Another example was in Databases - relational calculus, once I realised that it, and some maths I was studying, were using the same notation (sets), the world worked and I could do it. Until then, I just followed rote. But then, Eureka!
So, this is why I don't like continuous assessment. Chances are, by the time you're testing me, the knowledge hasn't had the time to settle. Case in point, I had a Eureka moment this week. I study Data Mining with Tahar, and also Machine Learning. Tahar believes in continuous assessment, the Machine Learning lecturer just has a few labs/tutorials and the rest of the marks (about 60-70%) are from the final paper.
It was mentioned at one point that the stuff we were learning in Machine Learning was also known as Data Mining, but with less of a focus on how the data was gathered/cleaned and so on.
Also, it's probably worth mentioning why I took Data Mining: personal interest. At one point I studied Psychology in the University of Surrey, and had to take statistics. Now, I don't have the book any more, but it mentioned data mining, which it gave a one-sentence summary of something like, "Data Mining allows the acquisition of reliable conclusions/inferences/facts from flawed/noisy data". Back in the day, that pricked my ears and I wanted to learn this magic. So, I bit the bullet, despite not really liking Tahar as a lecturer (although he's not as bad with 4th years - I think it's partially because he likes this subject - although I've not really seen him get passionate about it, but he's more passionate about that than Operating Systems), and it turns out that it's the same as Machine Learning with a bit of explanation as to what data warehouses and data cubes are, and some mention of Data Reduction.
Now, this is the thing. Data Reduction, he just glossed over that. Then he went into some basic statistics, which is what data mining is not - well, it can be based on your standard formulae like standard deviation and error and all that jazz - and there wasn't a lot. That was a few weeks in. He then expected us to understand why reduction was so important. I mean, yes, I got that fewer variables let you clear your view and reduce computation, but it wasn't exactly huge.
Then, in machine learning, just this week, our other lecturer explained "Dimension Reduction" as a machine learning process. He explained that "In higher dimensions, things look more similar" or "the higher the dimension, the more similar everything looks". Eureka!
Today, he explains Dimension transformation and it's truly elegant and beautiful and would scare most arts students hollow (I'm not being deliberately arts-ist - but very few people other than those studying multi-dimensional maths would like this (and yes, there are arts students who study maths... hence "most"), I mean I don't get the finer points but I know enough to get a grasp of what he's doing). Double eureka! I saw how something I read 8 years ago, in a book aimed for psychology students, works. It really does "mine" for hidden data.
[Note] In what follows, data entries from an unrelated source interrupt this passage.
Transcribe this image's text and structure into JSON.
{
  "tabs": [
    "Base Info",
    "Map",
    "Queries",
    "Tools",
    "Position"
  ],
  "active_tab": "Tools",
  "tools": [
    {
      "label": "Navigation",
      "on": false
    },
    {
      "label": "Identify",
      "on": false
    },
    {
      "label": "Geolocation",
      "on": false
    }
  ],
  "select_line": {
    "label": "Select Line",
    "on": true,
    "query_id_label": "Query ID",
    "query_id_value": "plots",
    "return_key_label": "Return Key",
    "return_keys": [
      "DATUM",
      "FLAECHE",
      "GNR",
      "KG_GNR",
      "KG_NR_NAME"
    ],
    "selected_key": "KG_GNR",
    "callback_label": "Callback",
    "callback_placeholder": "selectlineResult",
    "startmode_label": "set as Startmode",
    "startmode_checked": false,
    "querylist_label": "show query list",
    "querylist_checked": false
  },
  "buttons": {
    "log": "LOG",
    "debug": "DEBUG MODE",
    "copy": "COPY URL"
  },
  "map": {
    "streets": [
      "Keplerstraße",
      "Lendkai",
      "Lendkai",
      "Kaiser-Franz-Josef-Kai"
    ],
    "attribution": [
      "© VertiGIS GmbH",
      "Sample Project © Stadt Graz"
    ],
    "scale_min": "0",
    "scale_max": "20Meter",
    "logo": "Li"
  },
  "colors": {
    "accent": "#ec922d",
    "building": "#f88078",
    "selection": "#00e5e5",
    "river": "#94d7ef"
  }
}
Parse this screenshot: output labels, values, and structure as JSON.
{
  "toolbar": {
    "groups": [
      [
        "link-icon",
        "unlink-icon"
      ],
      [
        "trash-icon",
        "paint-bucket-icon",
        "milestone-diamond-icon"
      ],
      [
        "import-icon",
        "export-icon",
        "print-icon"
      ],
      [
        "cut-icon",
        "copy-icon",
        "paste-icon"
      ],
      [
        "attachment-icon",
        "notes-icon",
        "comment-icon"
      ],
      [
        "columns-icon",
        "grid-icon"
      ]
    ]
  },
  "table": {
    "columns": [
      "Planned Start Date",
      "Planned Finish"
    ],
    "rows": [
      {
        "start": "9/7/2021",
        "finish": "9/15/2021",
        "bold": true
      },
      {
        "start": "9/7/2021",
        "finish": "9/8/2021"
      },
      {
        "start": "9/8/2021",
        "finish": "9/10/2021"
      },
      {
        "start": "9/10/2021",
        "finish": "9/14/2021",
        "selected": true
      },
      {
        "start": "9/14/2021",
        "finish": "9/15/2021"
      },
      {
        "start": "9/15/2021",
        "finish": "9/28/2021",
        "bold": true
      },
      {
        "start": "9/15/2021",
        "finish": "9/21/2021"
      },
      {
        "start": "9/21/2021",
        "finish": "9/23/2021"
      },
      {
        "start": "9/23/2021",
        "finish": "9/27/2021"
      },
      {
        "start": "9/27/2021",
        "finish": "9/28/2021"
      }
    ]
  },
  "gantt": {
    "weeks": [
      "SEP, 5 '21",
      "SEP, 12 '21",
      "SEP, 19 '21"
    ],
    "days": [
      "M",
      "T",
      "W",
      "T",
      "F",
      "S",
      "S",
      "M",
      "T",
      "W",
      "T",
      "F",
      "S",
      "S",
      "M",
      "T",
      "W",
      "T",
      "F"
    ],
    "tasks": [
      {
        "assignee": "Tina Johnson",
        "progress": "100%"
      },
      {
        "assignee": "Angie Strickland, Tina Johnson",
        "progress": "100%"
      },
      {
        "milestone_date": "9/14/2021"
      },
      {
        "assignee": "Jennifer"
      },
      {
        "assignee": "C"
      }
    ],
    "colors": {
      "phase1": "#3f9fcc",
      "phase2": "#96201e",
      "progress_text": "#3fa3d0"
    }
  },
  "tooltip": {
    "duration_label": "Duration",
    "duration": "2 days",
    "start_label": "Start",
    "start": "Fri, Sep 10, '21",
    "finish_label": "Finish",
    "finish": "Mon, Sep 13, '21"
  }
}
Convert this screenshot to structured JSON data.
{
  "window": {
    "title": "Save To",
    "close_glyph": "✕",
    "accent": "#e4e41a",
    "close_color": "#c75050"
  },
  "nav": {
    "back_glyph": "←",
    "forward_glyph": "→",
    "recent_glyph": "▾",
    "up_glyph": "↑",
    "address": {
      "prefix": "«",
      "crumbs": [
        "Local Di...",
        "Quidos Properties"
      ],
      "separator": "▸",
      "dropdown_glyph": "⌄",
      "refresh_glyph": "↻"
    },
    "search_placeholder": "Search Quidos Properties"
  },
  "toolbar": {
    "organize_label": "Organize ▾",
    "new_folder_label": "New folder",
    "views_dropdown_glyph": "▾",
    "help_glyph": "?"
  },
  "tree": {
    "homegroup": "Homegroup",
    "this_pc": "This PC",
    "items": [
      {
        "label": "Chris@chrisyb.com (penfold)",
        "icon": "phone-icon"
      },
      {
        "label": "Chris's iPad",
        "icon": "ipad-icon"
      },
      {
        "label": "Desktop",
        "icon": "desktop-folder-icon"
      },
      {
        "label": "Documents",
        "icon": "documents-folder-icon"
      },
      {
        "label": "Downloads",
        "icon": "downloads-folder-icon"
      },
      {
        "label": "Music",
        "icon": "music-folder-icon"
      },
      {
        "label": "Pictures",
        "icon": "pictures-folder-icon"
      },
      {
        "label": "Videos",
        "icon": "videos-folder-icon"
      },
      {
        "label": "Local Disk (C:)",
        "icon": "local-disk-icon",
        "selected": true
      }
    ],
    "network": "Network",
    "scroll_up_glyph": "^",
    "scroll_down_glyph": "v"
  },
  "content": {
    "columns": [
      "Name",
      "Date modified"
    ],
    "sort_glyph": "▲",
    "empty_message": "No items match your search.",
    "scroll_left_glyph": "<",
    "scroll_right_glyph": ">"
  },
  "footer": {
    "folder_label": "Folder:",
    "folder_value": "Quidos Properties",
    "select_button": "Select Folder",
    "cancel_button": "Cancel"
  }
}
It really does reveal things that are true, but just aren't apparently obvious (and it seems that the rest of our Data Mining course is just a bunch of cheap machine learning tricks - which Tahar isn't teaching too well).
So, Dimension/Data reduction - I understand it now. I really could explain it now, and it would work in my head, and I could answer it in a final paper. But, I've already dealt with it in continuous assessment - I'm not really going to be revisiting it, except in a very final exam worth at most 20% of my final grade, and there's no assurance that it will be there.
Instead, I've lost marks that I would have gotten if it was a final paper. This isn't about cramming, it's about integration and letting it all snap into place. It's about truly understanding something, which won't always happen immediately. I'm sure there are other things cooking away in a toaster in my head, just ready to pop them out when they're ready. Unfortunately, I just don't know when that will happen.